La disciplina delle convivenze di fatto nella legge 76/2016

Dott. Federica Morabito - Secondo il comma 36 della legge n. 76/2016 sulle unioni civili, si intendono per «conviventi di fatto» due persone maggiorenni unite stabilmente da legami affettivi di coppia e di reciproca assistenza morale e materiale, non vincolate da rapporti di parentela, affinita' o adozione, da matrimonio o da un'unione civile.

Vediamo i punti salienti:

Diritti reciproci e facoltà

- I conviventi di fatto hanno gli stessi diritti spettanti al coniuge nei casi previsti dall'ordinamento penitenziario; (si segnala che la giurisprudenza di legittimità aveva già esteso tali diritti al convivente "more uxorio", in alcuni casi specifici, ad esempio il convivente di fatto è stato dichiarato non perseguibile per il reato di favoreggiamento personale ex art 378 cp, potendo costui beneficiare dell'esimente di cui all'art. 384cp , Cass. Pen.,4 agosto 2015, n. 34147) ;

- i conviventi hanno diritto di visita e di accesso agli atti in caso di ricovero dell'altro convivente presso strutture ospedaliere private, pubbliche o convenzionate;

- ciascun convivente ha la facoltà di designare l'altro quale suo rappresentante con poteri pieni o limitati: in caso di malattia che comporta incapacita' di intendere e di volere, per le decisioni in materia di salute; nonché, in caso di morte, per quanto riguarda la donazione di organi, le modalita' di trattamento del corpo e le celebrazioni funerarie;

- in caso di morte del proprietario della casa di comune residenza il convivente di fatto superstite ha diritto di continuare ad abitare nella stessa per due anni o per un periodo pari alla convivenza se superiore a due anni e comunque non oltre i cinque anni. Ove nella stessa coabitino figli minori o figli disabili del convivente superstite, il medesimo ha diritto di continuare ad abitare nella casa di comune residenza per un periodo non inferiore a tre anni.;

- in caso di morte del conduttore o di suo recesso dal contratto di locazione della casa di comune residenza, il convivente di fatto ha facolta' di succedergli nel contratto;

- il convivente, che presta stabilmente la propria opera presso l'impresa dell'altro convivente, ha diritto agli utili dell'impresa;

- in caso di morte del convivente, per fatto illecito di un terzo, il coniuge superstite ha diritto al risarcimento del danno.

Contratti di convivenza: costituzione e risoluzione

Sono accordi atti a regolare i rapporti patrimoniali tra i conviventi.

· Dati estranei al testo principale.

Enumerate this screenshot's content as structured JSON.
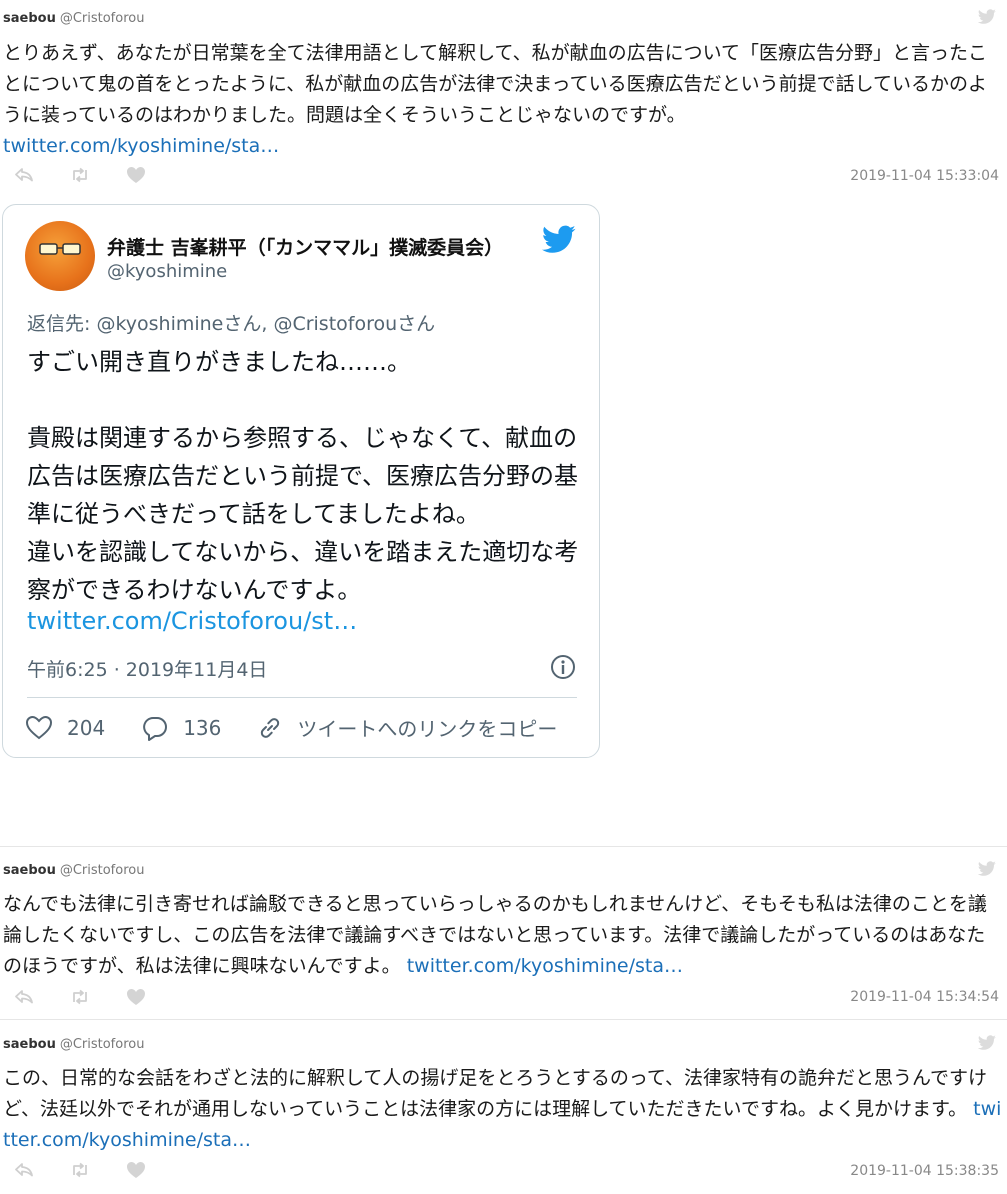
{
  "tweets": [
    {
      "name": "saebou",
      "handle": "@Cristoforou",
      "text": "とりあえず、あなたが日常葉を全て法律用語として解釈して、私が献血の広告について「医療広告分野」と言ったことについて鬼の首をとったように、私が献血の広告が法律で決まっている医療広告だという前提で話しているかのように装っているのはわかりました。問題は全くそういうことじゃないのですが。",
      "link": "twitter.com/kyoshimine/sta…",
      "timestamp": "2019-11-04 15:33:04"
    },
    {
      "name": "saebou",
      "handle": "@Cristoforou",
      "text": "なんでも法律に引き寄せれば論駁できると思っていらっしゃるのかもしれませんけど、そもそも私は法律のことを議論したくないですし、この広告を法律で議論すべきではないと思っています。法律で議論したがっているのはあなたのほうですが、私は法律に興味ないんですよ。",
      "link": "twitter.com/kyoshimine/sta…",
      "timestamp": "2019-11-04 15:34:54"
    },
    {
      "name": "saebou",
      "handle": "@Cristoforou",
      "text": "この、日常的な会話をわざと法的に解釈して人の揚げ足をとろうとするのって、法律家特有の詭弁だと思うんですけど、法廷以外でそれが通用しないっていうことは法律家の方には理解していただきたいですね。よく見かけます。",
      "link": "twitter.com/kyoshimine/sta…",
      "timestamp": "2019-11-04 15:38:35"
    }
  ],
  "embed": {
    "name": "弁護士 吉峯耕平（「カンママル」撲滅委員会）",
    "handle": "@kyoshimine",
    "reply_to": "返信先: @kyoshimineさん, @Cristoforouさん",
    "body": "すごい開き直りがきましたね……。\n\n貴殿は関連するから参照する、じゃなくて、献血の広告は医療広告だという前提で、医療広告分野の基準に従うべきだって話をしてましたよね。\n違いを認識してないから、違いを踏まえた適切な考察ができるわけないんですよ。",
    "link": "twitter.com/Cristoforou/st…",
    "date": "午前6:25 · 2019年11月4日",
    "likes": "204",
    "replies": "136",
    "copy_link": "ツイートへのリンクをコピー"
  },
  "icons": {
    "reply": "reply-icon",
    "retweet": "retweet-icon",
    "like": "heart-icon",
    "bird": "twitter-bird-icon",
    "info": "info-icon",
    "comment": "comment-icon",
    "link": "link-icon"
  },
  "colors": {
    "link": "#1b6fb8",
    "embed_link": "#1b95e0",
    "twitter_blue": "#1d9bf0",
    "muted": "#888888"
  }
}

Al fine della regolare costituzione degli accordi suddetti è necessario:

- che siano redatti in forma scritta, a pena di nullità, con atto pubblico o scrittura privata con sottoscrizione autenticata da un notaio o da un avvocato che ne attestano la conformita' alle norme imperative e all'ordine pubblico. (comma 51)

- che, entro i successivi dieci giorni, il notaio o l'avvocato provvedano, ai fini dell'opponibilità del contratto ai terzi, a trasmetterne copia al comune di residenza dei conviventi per l'iscrizione all'anagrafe ai sensi degli articoli 5 e 7 del regolamento di cui al decreto del Presidente della Repubblica 30 maggio 1989, n. 223;

I contratti di convivenza possono contenere:

- l'indicazione della residenza;

- le modalita' di contribuzione alle necessita' della vita in comune, in relazione alle sostanze di ciascuno e alla capacita' di lavoro professionale o casalingo;

- il regime patrimoniale della comunione dei beni, di cui alla sezione III del capo VI del titolo VI del libro primo del codice civile.

Su quest'ultimo punto, risulta importante evidenziare che il regime patrimoniale può essere modificato, successivamente, con le stesse modalità previste per la costituzione del contratto medesimo, di cui al comma 51.

Sono disciplinati, puntualmente, i casi in cui i contratti risultano affetti da nullità insanabile che, come tale, può essere fatta valere da chiunque vi abbia interesse; difatti, tali accordi saranno nulli qualora siano stati conclusi:

- in presenza di un vincolo matrimoniale, di un'unione civile o di un altro contratto di convivenza;

- in violazione del comma 36;

- da persona minore di eta';

- da persona interdetta giudizialmente;

- in caso di condanna per il delitto di cui all'articolo 88 del codice civile

Una volta conclusi questi contratti resta da esporre come si possano risolvere nel caso in cui non si voglia più proseguire la convivenza.

La legge dispone che il contratto di convivenza, precedentemente concluso, possa risolversi in due modi: per accordo delle parti o per recesso unilaterale.

In entrambe le ipotesi suddette, la risoluzione del contratto di convivenza deve essere redatta nelle forme di cui al comma 51 (nella medesima modalità della sua costituzione).

In caso di recesso unilaterale è, tuttavia, prevista una particolare forma di notificazione, ossia, l'avvocato o il notaio che riceve o che autentica l'atto e' tenuto, oltre che agli adempimenti di cui al comma 52 (trasmissione di copia del documento al comune di residenza per l'iscrizione anagrafica), a notificarne copia all'altro contraente all'indirizzo risultante dal contratto.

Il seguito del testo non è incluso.